Saturday, February 16, 2008

Confessions of a Cutter

When I was 18, I went to another congregation to hear a boy that I liked speak. I don't remember a thing that he said. But I do remember the talk of the woman who spoke that day.

She told the story of her hands. She had always thought that lotion was for wimps. So she didn't take very good care of her hands. She viewed them as tools. Until she became a mother. She said that one night she touched her daughter's sleeping cheek and looked at her rough, cracked hands as she did it. She took better care of her hands after that. She realized that while they were wonderful, useful tools. They were also instruments of love and comfort. And she wanted to be a more gentle comforter.

I have ridiculously large hands for my relatively short stature. They are convenient only for piano playing. (I can palm a basket ball with no problem, but I'm not so good at doing anything else with said ball.)

When I was 12, I learned that I needed to always carry a bandanna with me when I hiked. Not to mop my brow or hold back my hair. Not even to keep out the dust like the cowboys once did.

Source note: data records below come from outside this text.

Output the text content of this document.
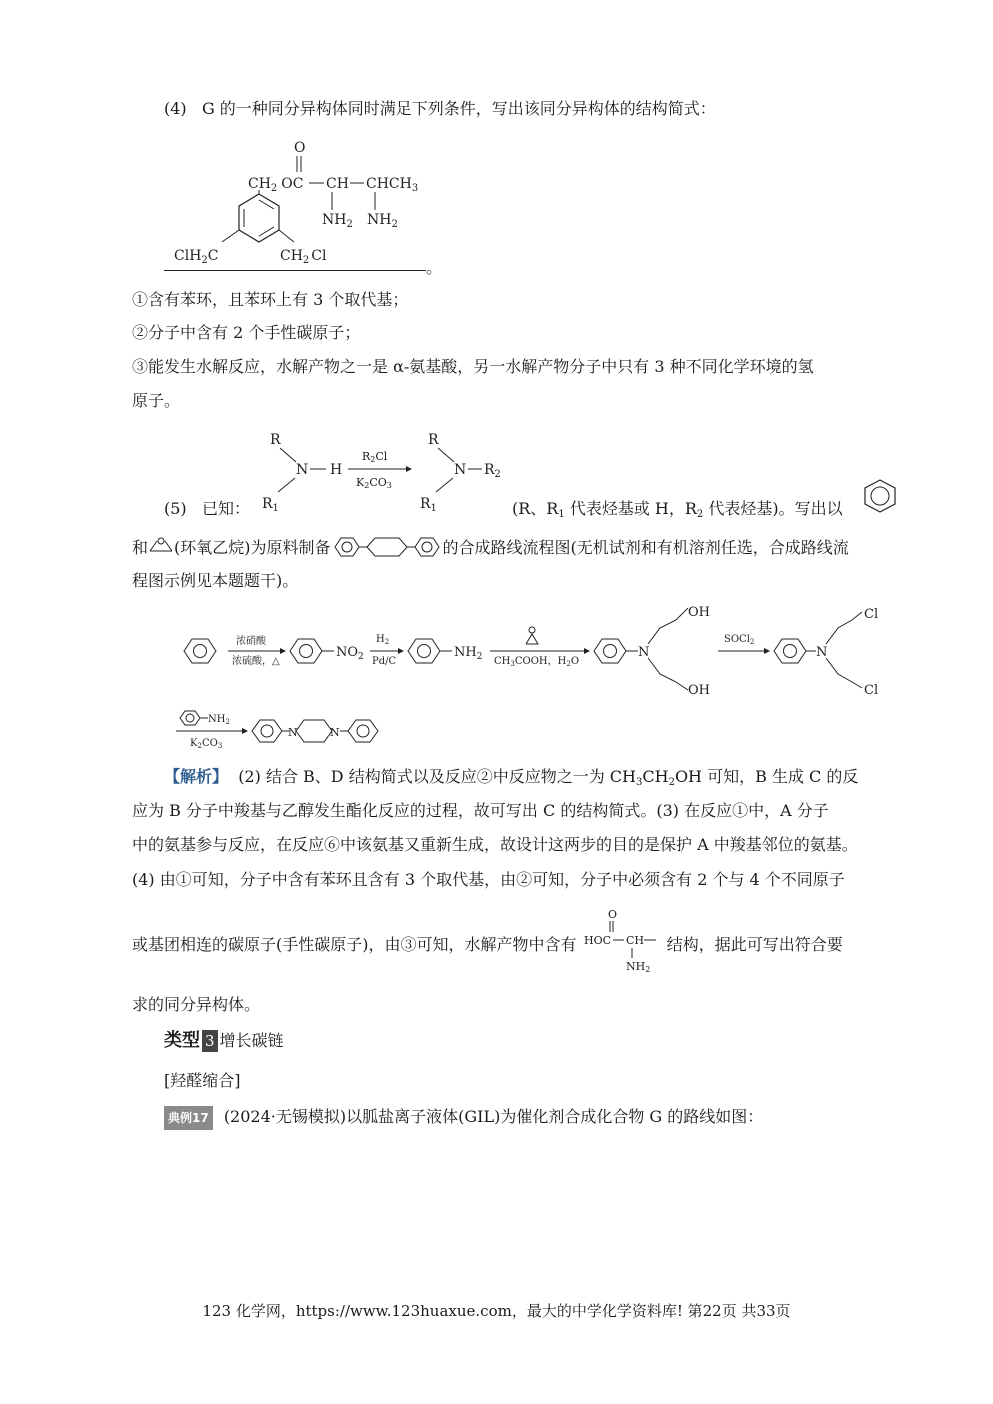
(4) G 的一种同分异构体同时满足下列条件，写出该同分异构体的结构简式：
O
$CH_2$ OC CH $CHCH_3$
$NH_2$ $NH_2$
ClH$_2$C	$CH_2$ Cl
。
①含有苯环，且苯环上有 3 个取代基；
②分子中含有 2 个手性碳原子；
③能发生水解反应，水解产物之一是 α-氨基酸，另一水解产物分子中只有 3 种不同化学环境的氢
原子。
R
N H
$R_1$
R2Cl
K2CO3
R
N $R_2$
$R_1$
(5) 已知：	(R、$R_1$ 代表烃基或 H，$R_2$ 代表烃基)。写出以
和 (环氧乙烷)为原料制备	的合成路线流程图(无机试剂和有机溶剂任选，合成路线流
程图示例见本题题干)。
浓硝酸
浓硫酸，△
$NO_2$
$H_2$
Pd/C
$NH_2$ $CH_3COOH$，$H_2O$
N
OH
OH
SOCl$_2$
N
Cl
Cl
$NH_2$
$K_2CO_3$
N	N
【解析】 (2) 结合 B、D 结构简式以及反应②中反应物之一为 $CH_3CH_2OH$ 可知，B 生成 C 的反
应为 B 分子中羧基与乙醇发生酯化反应的过程，故可写出 C 的结构简式。(3) 在反应①中，A 分子
中的氨基参与反应，在反应⑥中该氨基又重新生成，故设计这两步的目的是保护 A 中羧基邻位的氨基。
(4) 由①可知，分子中含有苯环且含有 3 个取代基，由②可知，分子中必须含有 2 个与 4 个不同原子
或基团相连的碳原子(手性碳原子)，由③可知，水解产物中含有
O
HOC CH
NH2
结构，据此可写出符合要
求的同分异构体。
类型 3 增长碳链
[羟醛缩合]
典例17 (2024·无锡模拟)以胍盐离子液体(GIL)为催化剂合成化合物 G 的路线如图：
123 化学网，https://www.123huaxue.com，最大的中学化学资料库! 第22页 共33页
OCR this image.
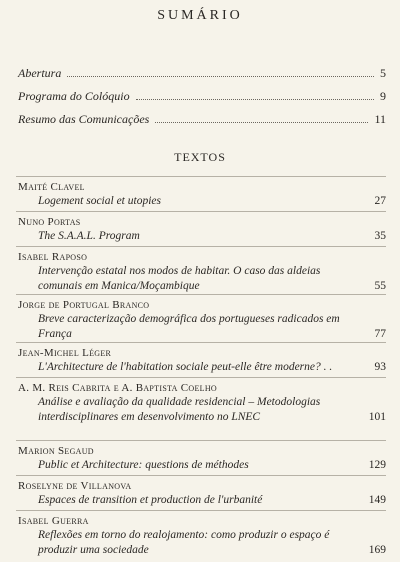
SUMÁRIO
Abertura	5
Programa do Colóquio	9
Resumo das Comunicações	11
TEXTOS
Maité Clavel
Logement social et utopies	27
Nuno Portas
The S.A.A.L. Program	35
Isabel Raposo
Intervenção estatal nos modos de habitar. O caso das aldeias comunais em Manica/Moçambique	55
Jorge de Portugal Branco
Breve caracterização demográfica dos portugueses radicados em França	77
Jean-Michel Léger
L'Architecture de l'habitation sociale peut-elle être moderne? . .	93
A. M. Reis Cabrita e A. Baptista Coelho
Análise e avaliação da qualidade residencial – Metodologias interdisciplinares em desenvolvimento no LNEC	101
Marion Segaud
Public et Architecture: questions de méthodes	129
Roselyne de Villanova
Espaces de transition et production de l'urbanité	149
Isabel Guerra
Reflexões em torno do realojamento: como produzir o espaço é produzir uma sociedade	169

No, I had to carry a bandanna because I was going to end up cutting my hands while hiking. Usually badly. I use cut in the broadest of terms. Think more like slice. If there was a fallen log to climb over, I was bound to find the sharpest stick to grab on to. If there were clay walls to scale, I was going to find the one that had broken glass hidden within. What can I say? It's a gift.

As a result of this nasty habit of mine, I have LOTS of scars on my hands. The one I got from accidentally filleting the skin of my knuckle whilst whittling has finally faded into invisibility, but I always manage to find new ways to scar my hands. Broken glass seems to be magnetically attracted to my fingers.

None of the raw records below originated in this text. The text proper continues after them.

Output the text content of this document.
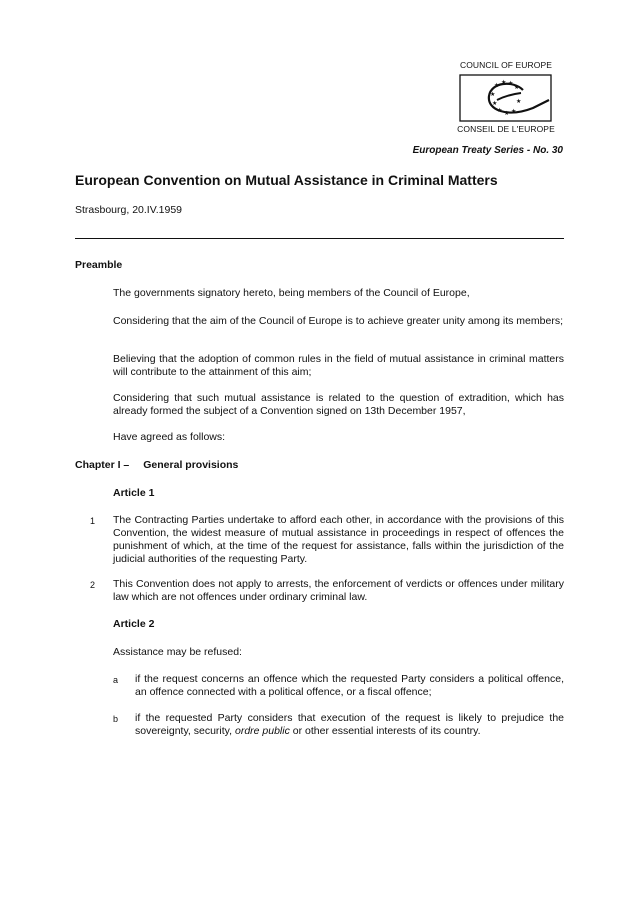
COUNCIL OF EUROPE
★ ★ ★
★
★
★
★
★ ★ ★
CONSEIL DE L'EUROPE
European Treaty Series - No. 30
European Convention on Mutual Assistance in Criminal Matters
Strasbourg, 20.IV.1959
Preamble

The governments signatory hereto, being members of the Council of Europe,

Considering that the aim of the Council of Europe is to achieve greater unity among its members;

Believing that the adoption of common rules in the field of mutual assistance in criminal matters will contribute to the attainment of this aim;

Considering that such mutual assistance is related to the question of extradition, which has already formed the subject of a Convention signed on 13th December 1957,

Have agreed as follows:

Chapter I – General provisions
Article 1
1 The Contracting Parties undertake to afford each other, in accordance with the provisions of this Convention, the widest measure of mutual assistance in proceedings in respect of offences the punishment of which, at the time of the request for assistance, falls within the jurisdiction of the judicial authorities of the requesting Party.

2 This Convention does not apply to arrests, the enforcement of verdicts or offences under military law which are not offences under ordinary criminal law.

Article 2

Assistance may be refused:

a if the request concerns an offence which the requested Party considers a political offence, an offence connected with a political offence, or a fiscal offence;

b if the requested Party considers that execution of the request is likely to prejudice the sovereignty, security, ordre public or other essential interests of its country.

Yesterday I was standing at the sink unscrewing the lid from a glass bottle. The bottle shattered in my hands as I was twisting. My hand has a lovely deep slice that still bleeds if I move it. There were three thoughts that went through my head when it first happened. The first was...well the first was an impolite word. The second was, "I should call Todd because I'm about to go into shock and there are two little boys right here". The third was, "I will never have pretty hands. I will just have scars."

I didn't call Todd. Dialing the phone was too far beyond my abilities for the first hour. I managed to bandage myself after 30 minutes of trying to stop the bleeding.

When Todd got home last night, he looked at the bandanna holding my bandages on and asked what happened.

My response: "Gang fight. I totally won."

2 comments:

Anne Marie said...

So sorry about your hand, friend! Hope it heals well.

Jessica said...

I have a great talent for burning my hands, but I don't think I've managed to slice them up as much as you have. Yikes! Anyway, beautiful hands are over-rated.